The external financial pressures on developing countries are of an unparalleled intensity. Severe difficulties in meeting debt service payments are widespread. Some statistics indicate a net flow of resources from the less developed countries to the developed countries, as efforts to repay years of credit continue.
When the international monetary system was constituted, the parity of the member countries' national currencies was determined according to the value of the USA dollar, and so their parities depended on the stability and value of the dollar. When the value of the dollar began vacillating, the USA was forced to carry out devaluations, thus upsetting the system of parities. Another cause is the increasingly acute problem of international liquidity, and also the uneven distribution of monetary reserves between the developed and developing countries.
Since the collapse of the Bretton Woods monetary system of fixed exchange rates in the early 1970s, there have been several attempts to create new monetary arrangements among major trading nations: the Jamaica Accords, the Plaza Accord, efforts at economic summit meetings to coordinate domestic economic policies; the Louvre Accord, which sought to stabilize currency relationships within a vague set range, failed.

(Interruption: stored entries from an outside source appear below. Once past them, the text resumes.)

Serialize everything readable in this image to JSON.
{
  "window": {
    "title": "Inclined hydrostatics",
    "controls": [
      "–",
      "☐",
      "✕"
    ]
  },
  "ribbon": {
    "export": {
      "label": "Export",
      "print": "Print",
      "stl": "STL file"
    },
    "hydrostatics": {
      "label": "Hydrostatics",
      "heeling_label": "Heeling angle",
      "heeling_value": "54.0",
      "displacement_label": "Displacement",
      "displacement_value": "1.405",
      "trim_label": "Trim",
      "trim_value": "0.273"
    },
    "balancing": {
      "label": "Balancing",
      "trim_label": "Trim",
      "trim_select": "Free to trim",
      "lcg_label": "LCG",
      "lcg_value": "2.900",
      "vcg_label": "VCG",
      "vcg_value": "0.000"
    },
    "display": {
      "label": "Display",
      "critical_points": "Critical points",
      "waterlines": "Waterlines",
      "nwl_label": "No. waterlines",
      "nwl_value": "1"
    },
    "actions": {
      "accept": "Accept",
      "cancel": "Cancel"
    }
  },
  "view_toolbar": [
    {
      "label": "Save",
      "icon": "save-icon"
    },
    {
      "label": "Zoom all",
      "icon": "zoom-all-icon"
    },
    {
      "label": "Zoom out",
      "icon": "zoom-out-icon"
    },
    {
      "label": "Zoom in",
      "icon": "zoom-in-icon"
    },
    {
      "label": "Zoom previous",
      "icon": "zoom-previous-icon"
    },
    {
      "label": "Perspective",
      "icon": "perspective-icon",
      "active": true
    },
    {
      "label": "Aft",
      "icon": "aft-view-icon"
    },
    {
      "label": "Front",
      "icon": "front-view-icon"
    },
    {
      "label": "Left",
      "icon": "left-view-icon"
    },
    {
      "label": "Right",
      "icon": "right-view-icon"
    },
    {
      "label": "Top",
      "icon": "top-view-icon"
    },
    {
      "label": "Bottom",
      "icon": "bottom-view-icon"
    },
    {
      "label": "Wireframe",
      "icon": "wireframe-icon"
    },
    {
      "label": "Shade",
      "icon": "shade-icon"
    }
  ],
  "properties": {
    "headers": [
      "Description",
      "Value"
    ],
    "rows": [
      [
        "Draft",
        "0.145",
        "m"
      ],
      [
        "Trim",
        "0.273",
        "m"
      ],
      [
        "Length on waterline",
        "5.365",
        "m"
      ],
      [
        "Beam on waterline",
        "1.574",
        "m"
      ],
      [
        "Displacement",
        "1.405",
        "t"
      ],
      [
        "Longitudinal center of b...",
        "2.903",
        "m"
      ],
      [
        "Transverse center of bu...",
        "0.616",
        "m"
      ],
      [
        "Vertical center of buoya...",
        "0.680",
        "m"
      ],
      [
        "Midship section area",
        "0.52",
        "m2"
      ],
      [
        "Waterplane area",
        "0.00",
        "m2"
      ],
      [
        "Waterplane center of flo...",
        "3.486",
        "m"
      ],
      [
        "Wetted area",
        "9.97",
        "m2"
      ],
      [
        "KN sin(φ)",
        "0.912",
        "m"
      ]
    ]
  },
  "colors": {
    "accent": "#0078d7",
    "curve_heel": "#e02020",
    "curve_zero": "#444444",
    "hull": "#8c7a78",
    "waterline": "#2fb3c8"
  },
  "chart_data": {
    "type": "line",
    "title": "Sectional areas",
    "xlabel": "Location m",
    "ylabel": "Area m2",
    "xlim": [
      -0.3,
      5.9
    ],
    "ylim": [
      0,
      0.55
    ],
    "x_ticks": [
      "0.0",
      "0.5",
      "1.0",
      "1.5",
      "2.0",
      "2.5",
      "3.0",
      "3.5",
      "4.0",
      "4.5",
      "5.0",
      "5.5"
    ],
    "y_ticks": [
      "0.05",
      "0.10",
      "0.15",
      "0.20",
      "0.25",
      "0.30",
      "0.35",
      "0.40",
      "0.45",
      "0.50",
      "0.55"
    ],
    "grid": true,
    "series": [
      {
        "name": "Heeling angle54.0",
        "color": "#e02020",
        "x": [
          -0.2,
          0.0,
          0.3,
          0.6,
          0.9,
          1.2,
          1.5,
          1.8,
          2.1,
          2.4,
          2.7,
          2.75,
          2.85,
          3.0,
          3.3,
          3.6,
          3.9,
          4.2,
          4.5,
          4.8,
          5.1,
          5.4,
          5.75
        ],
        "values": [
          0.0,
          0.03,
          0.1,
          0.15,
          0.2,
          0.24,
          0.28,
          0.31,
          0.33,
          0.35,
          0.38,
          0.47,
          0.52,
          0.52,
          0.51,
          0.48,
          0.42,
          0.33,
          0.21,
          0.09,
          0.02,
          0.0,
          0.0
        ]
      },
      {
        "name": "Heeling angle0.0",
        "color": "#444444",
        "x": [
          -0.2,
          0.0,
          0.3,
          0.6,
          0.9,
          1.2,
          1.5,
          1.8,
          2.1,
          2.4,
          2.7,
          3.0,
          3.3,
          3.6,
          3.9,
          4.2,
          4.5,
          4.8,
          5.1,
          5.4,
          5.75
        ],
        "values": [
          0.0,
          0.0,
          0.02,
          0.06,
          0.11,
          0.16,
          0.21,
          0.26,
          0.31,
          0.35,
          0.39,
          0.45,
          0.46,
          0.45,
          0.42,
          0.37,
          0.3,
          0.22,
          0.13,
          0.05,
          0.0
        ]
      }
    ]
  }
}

All these efforts have been improvisations (often informal and confidential) in contrast to the elaborate, transparent framework of Bretton Woods.
The Intergovernmental Group of Twenty-Four on International Monetary Affairs (G-24) was established in November 1971 to increase the negotiating strength of the developing countries in discussions with the International Monetary Fund on reform of the international monetary system. Developing countries felt that they should meet regularly as a group, as the developed countries had been doing for some time in the Group of Ten (G-10). Technical support from UNDP was agreed in 1975, and took the principal form of analytical papers prepared by experts on issues in the fields of international money and finance. The UNCTAD secretariat and certain other countries continue to support the 24 countries in this work.

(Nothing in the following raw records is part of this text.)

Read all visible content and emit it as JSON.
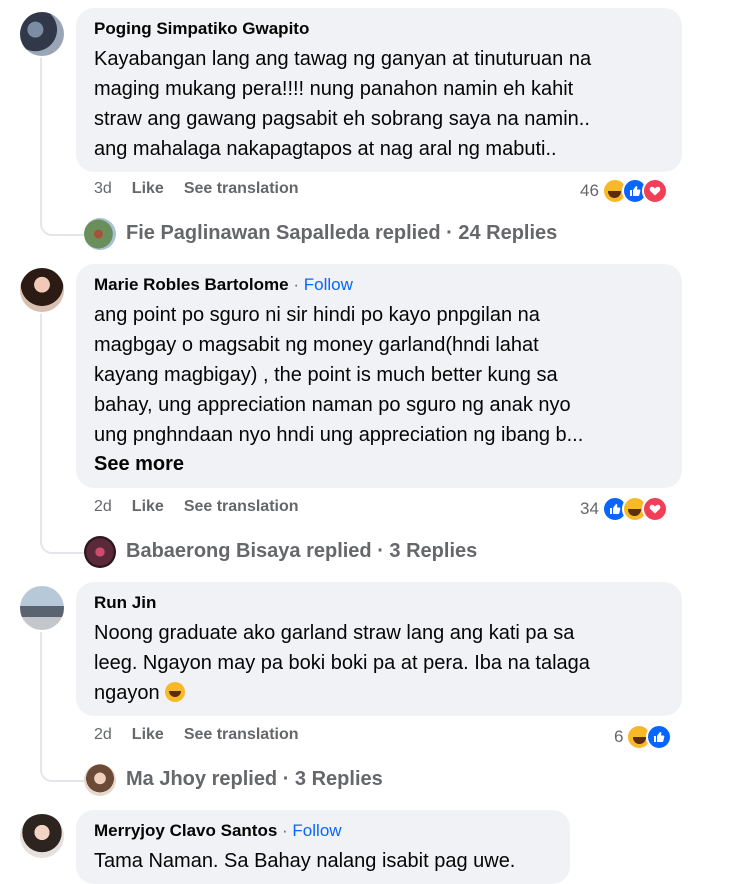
{
  "comments": [
    {
      "author": "Poging Simpatiko Gwapito",
      "lines": [
        "Kayabangan lang ang tawag ng ganyan at tinuturuan na",
        "maging mukang pera!!!! nung panahon namin eh kahit",
        "straw ang gawang pagsabit eh sobrang saya na namin..",
        "ang mahalaga nakapagtapos at nag aral ng mabuti.."
      ],
      "time": "3d",
      "like_label": "Like",
      "translate_label": "See translation",
      "reaction_count": "46",
      "reaction_icons": [
        "haha-icon",
        "like-icon",
        "love-icon"
      ],
      "replies_text": "Fie Paglinawan Sapalleda replied · 24 Replies"
    },
    {
      "author": "Marie Robles Bartolome",
      "dot": "·",
      "follow_label": "Follow",
      "lines": [
        "ang point po sguro ni sir hindi po kayo pnpgilan na",
        "magbgay o magsabit ng money garland(hndi lahat",
        "kayang magbigay) , the point is much better kung sa",
        "bahay, ung appreciation naman po sguro ng anak nyo",
        "ung pnghndaan nyo hndi ung appreciation ng ibang b..."
      ],
      "see_more": "See more",
      "time": "2d",
      "like_label": "Like",
      "translate_label": "See translation",
      "reaction_count": "34",
      "reaction_icons": [
        "like-icon",
        "haha-icon",
        "love-icon"
      ],
      "replies_text": "Babaerong Bisaya replied · 3 Replies"
    },
    {
      "author": "Run Jin",
      "lines": [
        "Noong graduate ako garland straw lang ang kati pa sa",
        "leeg. Ngayon may pa boki boki pa at pera. Iba na talaga",
        "ngayon"
      ],
      "time": "2d",
      "like_label": "Like",
      "translate_label": "See translation",
      "reaction_count": "6",
      "reaction_icons": [
        "haha-icon",
        "like-icon"
      ],
      "replies_text": "Ma Jhoy replied · 3 Replies"
    },
    {
      "author": "Merryjoy Clavo Santos",
      "dot": "·",
      "follow_label": "Follow",
      "lines": [
        "Tama Naman. Sa Bahay nalang isabit pag uwe."
      ]
    }
  ],
  "colors": {
    "bubble": "#f0f2f5",
    "link": "#0866ff",
    "muted": "#65676b"
  }
}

The contraction in international liquidity and the continuing wide fluctuations in exchange rates among major currencies have dramatized the many inadequacies of the international monetary system that have emerged with the demise of the fixed exchange rate regime established at Bretton Woods. The domestic policies of individual major industrial countries and the operations of private international banks have become the major determinants of key international monetary variables such as exchange rates, interest rates and international reserves. No mechanism has served to bring such unilateral actions into a self-adjusting integrated system. During the crisis in the Gulf in 1990, the Bank for International Settlements warned that it could pose a serious threat to the world financial system. The danger of cumulative interaction between a deteriorating economic environment (caused by the surge in oil prices) and a continuing constraint on the ability of banks to lend at a time of high demand for credit were likely to bring about an international credit squeeze.

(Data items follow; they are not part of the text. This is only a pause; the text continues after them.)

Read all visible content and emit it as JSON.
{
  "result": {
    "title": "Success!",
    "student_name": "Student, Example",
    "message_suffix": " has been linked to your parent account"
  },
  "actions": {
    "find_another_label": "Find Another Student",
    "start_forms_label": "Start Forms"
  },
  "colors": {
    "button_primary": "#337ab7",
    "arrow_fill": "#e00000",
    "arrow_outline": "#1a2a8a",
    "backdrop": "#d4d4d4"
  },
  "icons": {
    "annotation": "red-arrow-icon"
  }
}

In 1993 the Commission on the Future of the Bretton Woods Institutions established that the international monetary system in its current form, with freely floating exchange rates, had encouraged short-term volatility and currency misalignments. The instabilities had become especially apparent in 1992 and 1993 with the expensive ejection of the UK from the European exchange rate mechanism and the effective breakup of the latter in August 1993. These events were largely due to failure to coordinate financial and economic policies of Europe, North America and Japan and severely affected all the countries concerned.
A reform of the existing international monetary system is vital not only because of the shortcomings accumulated since its creation, but also because of the major changes which have taken place in the structure of the world economy and international economic relations.